Allora forse bisognerebbe correggere la legge tempo-bellezza enunciata prima, introducendo la componente negativa dovuta all’avanzamento tecnologico, che ha reso subito obsolete determinate tecnologie. Eppure, nonostante tutto, anche al tempo la CGI era brutta. Come accennato in precedenza, l’indecenza della battaglia tra Gungan e Droidi nelle praterie di Naboo è un fatto oggettivo. Uno dei paesaggi più brutti della storia del cinema è stato creato perché i modelli poligonali non potevano essere troppi a causa della limitata potenza di calcolo.
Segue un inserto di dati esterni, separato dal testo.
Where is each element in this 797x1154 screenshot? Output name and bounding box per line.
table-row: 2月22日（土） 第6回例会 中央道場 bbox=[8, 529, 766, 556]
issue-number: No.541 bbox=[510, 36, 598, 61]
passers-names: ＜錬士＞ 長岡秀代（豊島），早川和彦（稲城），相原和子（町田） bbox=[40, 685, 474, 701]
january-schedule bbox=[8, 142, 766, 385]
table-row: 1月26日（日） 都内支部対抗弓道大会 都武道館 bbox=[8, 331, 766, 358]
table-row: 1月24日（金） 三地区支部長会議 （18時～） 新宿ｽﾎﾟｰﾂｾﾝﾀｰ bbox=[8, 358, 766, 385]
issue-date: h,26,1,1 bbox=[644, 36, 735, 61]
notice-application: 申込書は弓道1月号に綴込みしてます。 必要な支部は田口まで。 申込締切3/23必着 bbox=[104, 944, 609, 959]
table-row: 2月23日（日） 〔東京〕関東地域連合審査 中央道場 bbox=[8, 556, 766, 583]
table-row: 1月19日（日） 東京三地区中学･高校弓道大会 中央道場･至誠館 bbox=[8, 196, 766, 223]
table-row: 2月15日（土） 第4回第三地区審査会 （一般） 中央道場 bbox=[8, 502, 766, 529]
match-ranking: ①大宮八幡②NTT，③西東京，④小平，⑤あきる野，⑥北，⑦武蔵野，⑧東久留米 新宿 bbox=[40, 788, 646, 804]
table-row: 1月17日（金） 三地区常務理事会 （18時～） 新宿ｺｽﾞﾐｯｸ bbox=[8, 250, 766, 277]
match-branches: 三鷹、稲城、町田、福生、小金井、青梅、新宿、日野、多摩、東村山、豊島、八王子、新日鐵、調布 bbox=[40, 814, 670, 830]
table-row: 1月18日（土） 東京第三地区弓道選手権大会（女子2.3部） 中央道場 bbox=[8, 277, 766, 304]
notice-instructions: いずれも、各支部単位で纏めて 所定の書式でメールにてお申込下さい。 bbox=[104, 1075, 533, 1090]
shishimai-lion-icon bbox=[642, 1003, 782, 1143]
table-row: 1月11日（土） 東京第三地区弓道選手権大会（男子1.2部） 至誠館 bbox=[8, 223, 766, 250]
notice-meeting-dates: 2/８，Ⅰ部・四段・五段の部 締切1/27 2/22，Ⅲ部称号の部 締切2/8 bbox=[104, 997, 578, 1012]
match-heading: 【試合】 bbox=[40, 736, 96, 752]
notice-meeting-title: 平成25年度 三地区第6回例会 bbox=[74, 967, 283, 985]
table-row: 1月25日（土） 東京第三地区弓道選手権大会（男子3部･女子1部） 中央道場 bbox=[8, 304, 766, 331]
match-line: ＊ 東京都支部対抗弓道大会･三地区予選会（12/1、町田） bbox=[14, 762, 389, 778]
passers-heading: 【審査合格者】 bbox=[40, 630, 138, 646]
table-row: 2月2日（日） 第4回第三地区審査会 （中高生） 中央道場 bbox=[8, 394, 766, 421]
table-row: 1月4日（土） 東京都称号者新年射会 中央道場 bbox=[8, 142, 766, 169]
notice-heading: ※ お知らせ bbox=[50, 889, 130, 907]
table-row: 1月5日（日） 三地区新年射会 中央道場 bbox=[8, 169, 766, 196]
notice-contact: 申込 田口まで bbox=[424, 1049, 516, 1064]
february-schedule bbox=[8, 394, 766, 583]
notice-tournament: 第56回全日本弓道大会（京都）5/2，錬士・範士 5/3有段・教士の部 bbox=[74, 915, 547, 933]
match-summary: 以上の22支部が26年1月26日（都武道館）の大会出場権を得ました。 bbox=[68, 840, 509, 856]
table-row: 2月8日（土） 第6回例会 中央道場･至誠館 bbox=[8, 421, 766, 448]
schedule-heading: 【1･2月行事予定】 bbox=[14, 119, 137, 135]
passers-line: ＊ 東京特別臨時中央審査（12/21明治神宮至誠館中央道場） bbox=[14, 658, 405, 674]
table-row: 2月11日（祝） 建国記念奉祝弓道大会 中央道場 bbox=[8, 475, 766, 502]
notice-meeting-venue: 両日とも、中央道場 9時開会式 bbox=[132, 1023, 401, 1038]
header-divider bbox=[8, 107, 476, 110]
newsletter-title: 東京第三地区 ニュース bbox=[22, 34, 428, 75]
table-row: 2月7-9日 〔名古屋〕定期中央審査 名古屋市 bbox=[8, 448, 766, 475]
Il rapporto patologico, di cui il titolo, si trova nel fatto che Lucas abusò di questa tecnologia praticamente ogni volta che gli fu possibile farlo. Molte delle scene che potevano essere realizzate benissimo con stunt professionisti sono state date in pasto ai computer, per un’inutile dimostrazione di forza che si è ritorta contro il regista stesso. In questo momento mi piange il cuore, perché sono consapevole del fatto che sia Episodio I che II sono, da questo punto di vista, delle occasioni sprecate.

Comunque, sono sicuro che, nonostante tutte queste mie parole, nel 2077, mentre sarò sul letto di un ospedale a pensare ai tempi andati, inizierò l’ennesima maratona di Star Wars e non salterò certo Episodio I e II, anche se qualsiasi nuovo ordine machete potrebbe dirmi di farlo.